IRMBase is a benchmark for entirely different situations from BAliBASE. The each reference alignment of IRMBase has short conserved motif(s) embedded in long unalignable residues. The number of motif(s) is 1, 2 or 3 in ref1, ref2 or ref3, respectively. In such situation, DIALIGN-T and E-INS-i work well. For ref3, E-INS-i works well because of generalized affine gap costs.
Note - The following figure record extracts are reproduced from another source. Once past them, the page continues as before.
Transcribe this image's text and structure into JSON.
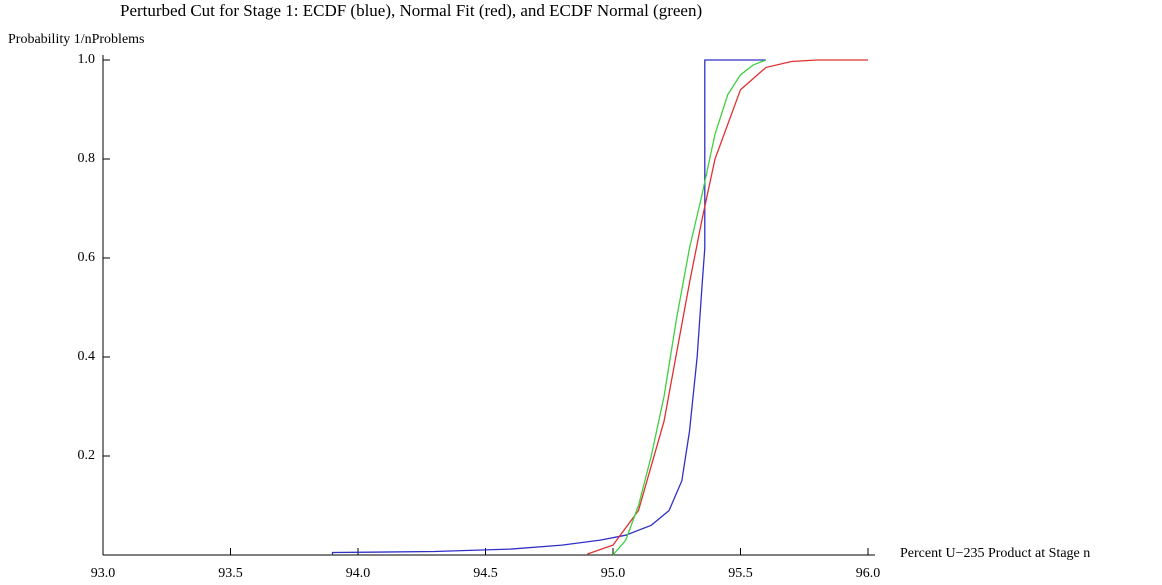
{
  "chart_data": {
    "type": "line",
    "title": "Perturbed Cut for Stage 1:  ECDF (blue), Normal Fit (red), and ECDF Normal (green)",
    "y_label": "Probability 1/nProblems",
    "x_label": "Percent U−235 Product at Stage n",
    "xlim": [
      93,
      96
    ],
    "ylim": [
      0,
      1
    ],
    "xticks": [
      {
        "value": 93,
        "label": "93.0"
      },
      93.5,
      {
        "value": 94,
        "label": "94.0"
      },
      94.5,
      {
        "value": 95,
        "label": "95.0"
      },
      95.5,
      {
        "value": 96,
        "label": "96.0"
      }
    ],
    "yticks": [
      0.2,
      0.4,
      0.6,
      0.8,
      {
        "value": 1,
        "label": "1.0"
      }
    ],
    "series": [
      {
        "color": "#3030c8",
        "x": [
          93.9,
          93.9,
          94.3,
          94.6,
          94.8,
          94.95,
          95.05,
          95.15,
          95.22,
          95.27,
          95.3,
          95.33,
          95.35,
          95.36,
          95.36,
          95.6
        ],
        "values": [
          0,
          0.005,
          0.007,
          0.012,
          0.02,
          0.03,
          0.04,
          0.06,
          0.09,
          0.15,
          0.25,
          0.4,
          0.55,
          0.62,
          1,
          1
        ]
      },
      {
        "color": "#e03030",
        "x": [
          94.9,
          95.0,
          95.1,
          95.2,
          95.25,
          95.3,
          95.35,
          95.4,
          95.5,
          95.6,
          95.7,
          95.8,
          96.0
        ],
        "values": [
          0.002,
          0.02,
          0.09,
          0.27,
          0.41,
          0.55,
          0.68,
          0.8,
          0.94,
          0.985,
          0.997,
          1,
          1
        ]
      },
      {
        "color": "#40d040",
        "x": [
          95.0,
          95.05,
          95.1,
          95.15,
          95.2,
          95.25,
          95.3,
          95.35,
          95.4,
          95.45,
          95.5,
          95.55,
          95.6
        ],
        "values": [
          0,
          0.03,
          0.1,
          0.2,
          0.32,
          0.48,
          0.62,
          0.73,
          0.85,
          0.93,
          0.97,
          0.99,
          1
        ]
      }
    ]
  }
}
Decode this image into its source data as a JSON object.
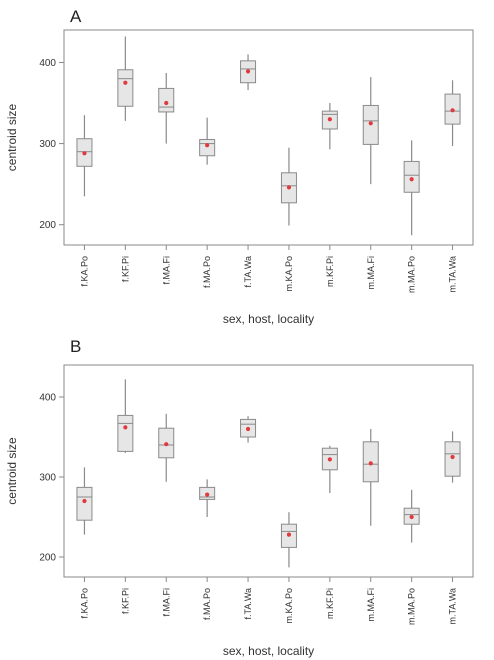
{
  "chart_data": [
    {
      "panel": "A",
      "type": "boxplot",
      "xlabel": "sex, host, locality",
      "ylabel": "centroid size",
      "ylim": [
        175,
        440
      ],
      "yticks": [
        200,
        300,
        400
      ],
      "categories": [
        "f.KA.Po",
        "f.KF.Pi",
        "f.MA.Fi",
        "f.MA.Po",
        "f.TA.Wa",
        "m.KA.Po",
        "m.KF.Pi",
        "m.MA.Fi",
        "m.MA.Po",
        "m.TA.Wa"
      ],
      "boxes": [
        {
          "min": 235,
          "q1": 272,
          "median": 290,
          "q3": 306,
          "max": 335,
          "mean": 288
        },
        {
          "min": 328,
          "q1": 346,
          "median": 380,
          "q3": 391,
          "max": 432,
          "mean": 375
        },
        {
          "min": 300,
          "q1": 339,
          "median": 345,
          "q3": 368,
          "max": 387,
          "mean": 350
        },
        {
          "min": 274,
          "q1": 285,
          "median": 300,
          "q3": 305,
          "max": 332,
          "mean": 298
        },
        {
          "min": 366,
          "q1": 375,
          "median": 392,
          "q3": 402,
          "max": 410,
          "mean": 389
        },
        {
          "min": 199,
          "q1": 227,
          "median": 248,
          "q3": 264,
          "max": 295,
          "mean": 246
        },
        {
          "min": 293,
          "q1": 318,
          "median": 336,
          "q3": 340,
          "max": 350,
          "mean": 330
        },
        {
          "min": 250,
          "q1": 299,
          "median": 328,
          "q3": 347,
          "max": 382,
          "mean": 325
        },
        {
          "min": 187,
          "q1": 240,
          "median": 261,
          "q3": 278,
          "max": 304,
          "mean": 256
        },
        {
          "min": 297,
          "q1": 324,
          "median": 340,
          "q3": 361,
          "max": 378,
          "mean": 341
        }
      ]
    },
    {
      "panel": "B",
      "type": "boxplot",
      "xlabel": "sex, host, locality",
      "ylabel": "centroid size",
      "ylim": [
        175,
        440
      ],
      "yticks": [
        200,
        300,
        400
      ],
      "categories": [
        "f.KA.Po",
        "f.KF.Pi",
        "f.MA.Fi",
        "f.MA.Po",
        "f.TA.Wa",
        "m.KA.Po",
        "m.KF.Pi",
        "m.MA.Fi",
        "m.MA.Po",
        "m.TA.Wa"
      ],
      "boxes": [
        {
          "min": 228,
          "q1": 246,
          "median": 275,
          "q3": 287,
          "max": 312,
          "mean": 270
        },
        {
          "min": 330,
          "q1": 332,
          "median": 367,
          "q3": 377,
          "max": 422,
          "mean": 362
        },
        {
          "min": 294,
          "q1": 324,
          "median": 340,
          "q3": 361,
          "max": 379,
          "mean": 341
        },
        {
          "min": 250,
          "q1": 272,
          "median": 275,
          "q3": 287,
          "max": 297,
          "mean": 278
        },
        {
          "min": 343,
          "q1": 350,
          "median": 366,
          "q3": 372,
          "max": 376,
          "mean": 360
        },
        {
          "min": 187,
          "q1": 212,
          "median": 232,
          "q3": 241,
          "max": 256,
          "mean": 228
        },
        {
          "min": 280,
          "q1": 309,
          "median": 328,
          "q3": 336,
          "max": 339,
          "mean": 322
        },
        {
          "min": 239,
          "q1": 294,
          "median": 316,
          "q3": 344,
          "max": 360,
          "mean": 317
        },
        {
          "min": 218,
          "q1": 241,
          "median": 253,
          "q3": 261,
          "max": 284,
          "mean": 250
        },
        {
          "min": 293,
          "q1": 301,
          "median": 329,
          "q3": 344,
          "max": 357,
          "mean": 325
        }
      ]
    }
  ],
  "colors": {
    "box_fill": "#e6e6e6",
    "box_stroke": "#8a8a8a",
    "frame": "#888888",
    "mean_dot": "#e0393e",
    "whisker": "#8a8a8a"
  }
}
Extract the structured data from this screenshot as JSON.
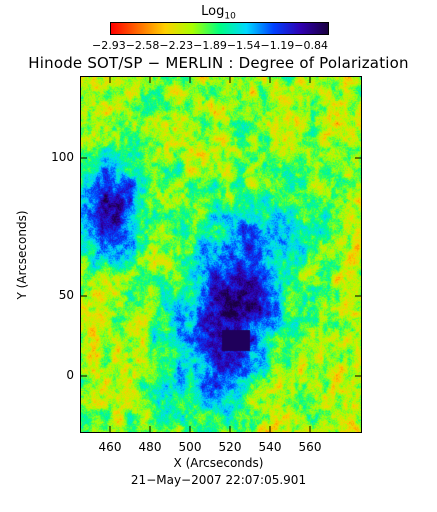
{
  "colorbar": {
    "title": "Log",
    "title_sub": "10",
    "tick_labels": "−2.93−2.58−2.23−1.89−1.54−1.19−0.84",
    "colors": [
      "#ff0000",
      "#ff6a00",
      "#ffd000",
      "#a8ff00",
      "#00ff80",
      "#00d8ff",
      "#0040ff",
      "#3000b0",
      "#1a0040"
    ]
  },
  "title": "Hinode SOT/SP − MERLIN : Degree of Polarization",
  "x_axis": {
    "label": "X (Arcseconds)",
    "ticks": [
      "460",
      "480",
      "500",
      "520",
      "540",
      "560"
    ]
  },
  "y_axis": {
    "label": "Y (Arcseconds)",
    "ticks": [
      "100",
      "50",
      "0"
    ]
  },
  "date": "21−May−2007 22:07:05.901"
}
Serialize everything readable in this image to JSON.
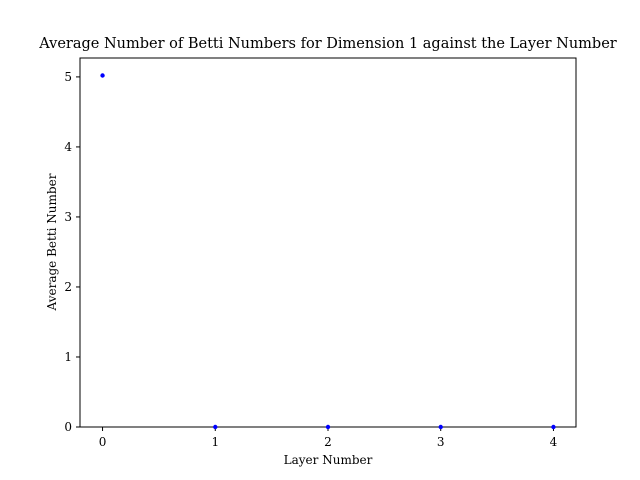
{
  "chart_data": {
    "type": "scatter",
    "title": "Average Number of Betti Numbers for Dimension 1 against the Layer Number",
    "xlabel": "Layer Number",
    "ylabel": "Average Betti Number",
    "x": [
      0,
      1,
      2,
      3,
      4
    ],
    "series": [
      {
        "values": [
          5.02,
          0,
          0,
          0,
          0
        ],
        "color": "#0000ff"
      }
    ],
    "xlim": [
      -0.2,
      4.2
    ],
    "ylim": [
      0,
      5.27
    ],
    "xticks": [
      0,
      1,
      2,
      3,
      4
    ],
    "yticks": [
      0,
      1,
      2,
      3,
      4,
      5
    ],
    "grid": false,
    "legend": "none"
  }
}
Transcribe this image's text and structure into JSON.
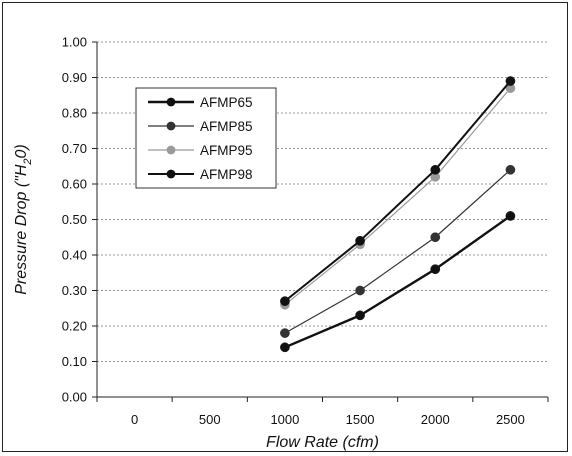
{
  "chart_data": {
    "type": "line",
    "title": "",
    "xlabel": "Flow Rate (cfm)",
    "ylabel": "Pressure Drop (\"H",
    "ylabel_sub": "2",
    "ylabel_tail": "0)",
    "x_ticks": [
      "0",
      "500",
      "1000",
      "1500",
      "2000",
      "2500"
    ],
    "y_ticks": [
      "0.00",
      "0.10",
      "0.20",
      "0.30",
      "0.40",
      "0.50",
      "0.60",
      "0.70",
      "0.80",
      "0.90",
      "1.00"
    ],
    "xlim": [
      -250,
      2750
    ],
    "ylim": [
      0,
      1.0
    ],
    "grid": "horizontal dashed",
    "legend_position": "top-left",
    "x": [
      1000,
      1500,
      2000,
      2500
    ],
    "series": [
      {
        "name": "AFMP65",
        "values": [
          0.14,
          0.23,
          0.36,
          0.51
        ],
        "color": "#111111",
        "width": 2.4
      },
      {
        "name": "AFMP85",
        "values": [
          0.18,
          0.3,
          0.45,
          0.64
        ],
        "color": "#333333",
        "width": 1.2
      },
      {
        "name": "AFMP95",
        "values": [
          0.26,
          0.43,
          0.62,
          0.87
        ],
        "color": "#9a9a9a",
        "width": 1.2
      },
      {
        "name": "AFMP98",
        "values": [
          0.27,
          0.44,
          0.64,
          0.89
        ],
        "color": "#111111",
        "width": 2.0
      }
    ]
  }
}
E-INS-i also works well for ref1 because of the parametes (--ep 0 in E-INS-i), not because of the algorithm.

Method Ref1 Ref2 Ref3
DIALIGN-T 83.02 80.86
MAFFT 5.662 E-INS-i 87.64 80.42
MAFFT 5.662 L-INS-i 76.50 63.07
TCoffee 2.46 68.08 65.43
ProbCons 1.10 51.80 60.65
MAFFT 5.662 FFT-NS-i 34.60 47.86
Muscle 3.52 (fastest option) 34.60 45.99
Muscle 3.52 (most accurate option) 10.88 25.27
MAFFT 3.89 † FFT-NS-i 58.20 68.41
MAFFT 5.662 G-INS-i 44.83 32.95
ClustalW 1.83 0 5.296
The fractions of correctly aligned sites (%) are shown.